As agressões israelenses, a partir de 23 de setembro, voltaram-se ao Líbano, com dois mil mortos e sete mil feridos até o momento — a maioria em somente uma quinzena —, além de 1.2 milhão de deslocados à força.
Nesta conjuntura, parte considerável da comunidade internacional adverte há meses que apenas um cessar-fogo em Gaza — e agora no Líbano — pode evitar a deflagração de uma guerra regional.
Abu Maamar recordou os dias antes de outubro, com pouquíssimo trabalho disponível e importações ainda mais escassas. Analistas notam que Gaza, antes do genocídio, era um campo de concentração; em um ano, tornou-se um campo de extermínio.

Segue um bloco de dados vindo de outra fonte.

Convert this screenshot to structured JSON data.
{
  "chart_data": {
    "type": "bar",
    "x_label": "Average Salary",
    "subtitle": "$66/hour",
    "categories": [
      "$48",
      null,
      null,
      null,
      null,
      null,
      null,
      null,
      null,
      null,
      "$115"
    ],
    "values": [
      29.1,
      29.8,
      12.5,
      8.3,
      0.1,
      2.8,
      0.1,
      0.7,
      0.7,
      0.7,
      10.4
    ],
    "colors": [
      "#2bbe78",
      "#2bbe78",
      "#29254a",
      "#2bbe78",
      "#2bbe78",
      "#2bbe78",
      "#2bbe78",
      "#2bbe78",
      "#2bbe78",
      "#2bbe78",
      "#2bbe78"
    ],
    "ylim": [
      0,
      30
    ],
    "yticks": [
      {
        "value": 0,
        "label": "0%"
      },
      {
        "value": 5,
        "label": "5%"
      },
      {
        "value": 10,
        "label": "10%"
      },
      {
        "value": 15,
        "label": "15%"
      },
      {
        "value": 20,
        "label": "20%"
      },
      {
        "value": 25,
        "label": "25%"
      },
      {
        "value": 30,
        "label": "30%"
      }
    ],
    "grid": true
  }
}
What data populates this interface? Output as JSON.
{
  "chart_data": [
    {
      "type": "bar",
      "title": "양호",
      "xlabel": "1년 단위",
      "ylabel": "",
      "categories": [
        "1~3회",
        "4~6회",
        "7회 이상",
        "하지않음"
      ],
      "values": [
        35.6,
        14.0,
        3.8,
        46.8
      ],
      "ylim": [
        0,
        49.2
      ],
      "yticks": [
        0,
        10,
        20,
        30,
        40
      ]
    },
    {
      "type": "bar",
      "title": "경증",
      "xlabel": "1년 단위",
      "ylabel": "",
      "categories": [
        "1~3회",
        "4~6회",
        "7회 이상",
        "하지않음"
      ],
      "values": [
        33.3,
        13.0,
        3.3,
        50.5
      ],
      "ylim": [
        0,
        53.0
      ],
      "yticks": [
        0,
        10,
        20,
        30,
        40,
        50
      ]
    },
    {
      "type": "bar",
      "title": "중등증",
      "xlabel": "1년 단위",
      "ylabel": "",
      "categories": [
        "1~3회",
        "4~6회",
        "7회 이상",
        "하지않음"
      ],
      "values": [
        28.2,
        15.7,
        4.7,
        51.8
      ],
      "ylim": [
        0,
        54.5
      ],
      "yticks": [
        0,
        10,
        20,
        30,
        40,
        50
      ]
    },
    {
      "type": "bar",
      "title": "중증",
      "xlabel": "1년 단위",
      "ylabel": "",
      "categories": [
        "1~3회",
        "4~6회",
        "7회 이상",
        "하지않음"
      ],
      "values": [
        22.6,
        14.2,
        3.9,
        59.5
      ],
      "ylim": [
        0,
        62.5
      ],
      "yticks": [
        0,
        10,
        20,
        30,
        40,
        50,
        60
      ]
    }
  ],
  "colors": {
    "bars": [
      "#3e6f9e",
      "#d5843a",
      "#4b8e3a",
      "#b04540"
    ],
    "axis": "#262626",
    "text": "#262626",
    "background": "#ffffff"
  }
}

Abu Maamar vivia com seu marido perto da família de seu irmão, Ramez, e passava muito tempo com suas sobrinhas, Saly e Seba, e seu sobrinho, Ahmed. Com os bombardeios, a família fugiu à casa de seu sogro, a cerca de um quilômetro de distância; não obstante, foi atingida apenas um dia depois.
Quando Abu Maamar soube da tragédia, correu ao Hospital Nasser. Então, encontrou seu sobrinho, Ahmed, de quatro anos de idade, e o agarrou pela mão, quando descobriu Saly, morta, no necrotério.
“Tentei acordá-la”, recordou a tia. “Não podia acreditar que ela estava morta”.
Foi então que Mohammed Salem, fotógrafo da Reuters, registrou a imagem, que venceu o Prêmio Pulitzer posteriormente.
O exército israelense jamais comentou o assassinato de Saly.
Seis dias depois, após matar outra família, em mais um ataque aéreo a Khan Younis, Israel ecoou aquele que se tornaria seu mantra, porém, sem provas: “O Hamas se entrincheirou entre a população civil; e onde quer que esteja o Hamas, atacaremos”.
Entre 7 e 17 de outubro — quando Saly e a família foram mortas —, Israel já havia matado três mil pessoas, incluindo 940 crianças. Um ano depois, estima-se 16.400 crianças entre as fatalidades, para além daquelas vitimadas pela fome.
Em dezembro, as mortes chegavam a 15 mil pessoas, com uma notável tendência de dois terços das fatalidades entre mulheres e crianças, à medida que Israel planejava expandir sua invasão por terra ao sul de Gaza — para onde as famílias haviam fugido.
Abu Maamar estava em Mawasi, uma área da orla mediterrânea repleta de tendas para os deslocados à força. Desde então, fugiu à cidade de Rafah, no extremo sul de Gaza, onde um milhão de refugiados se abrigavam, e novamente a Khan Younis.
De volta para a casa, Abu Maamar insiste não ter mais motivo para correr.
Um ano se passou. Abu Maamar, contudo, continua abraçada a um vestido preto, com o tradicional bordado palestino, o favorito de Saly — novamente apertado contra a face. Em luto, reafirma: “Estamos apenas esperando que pare essa chuva de sangue”.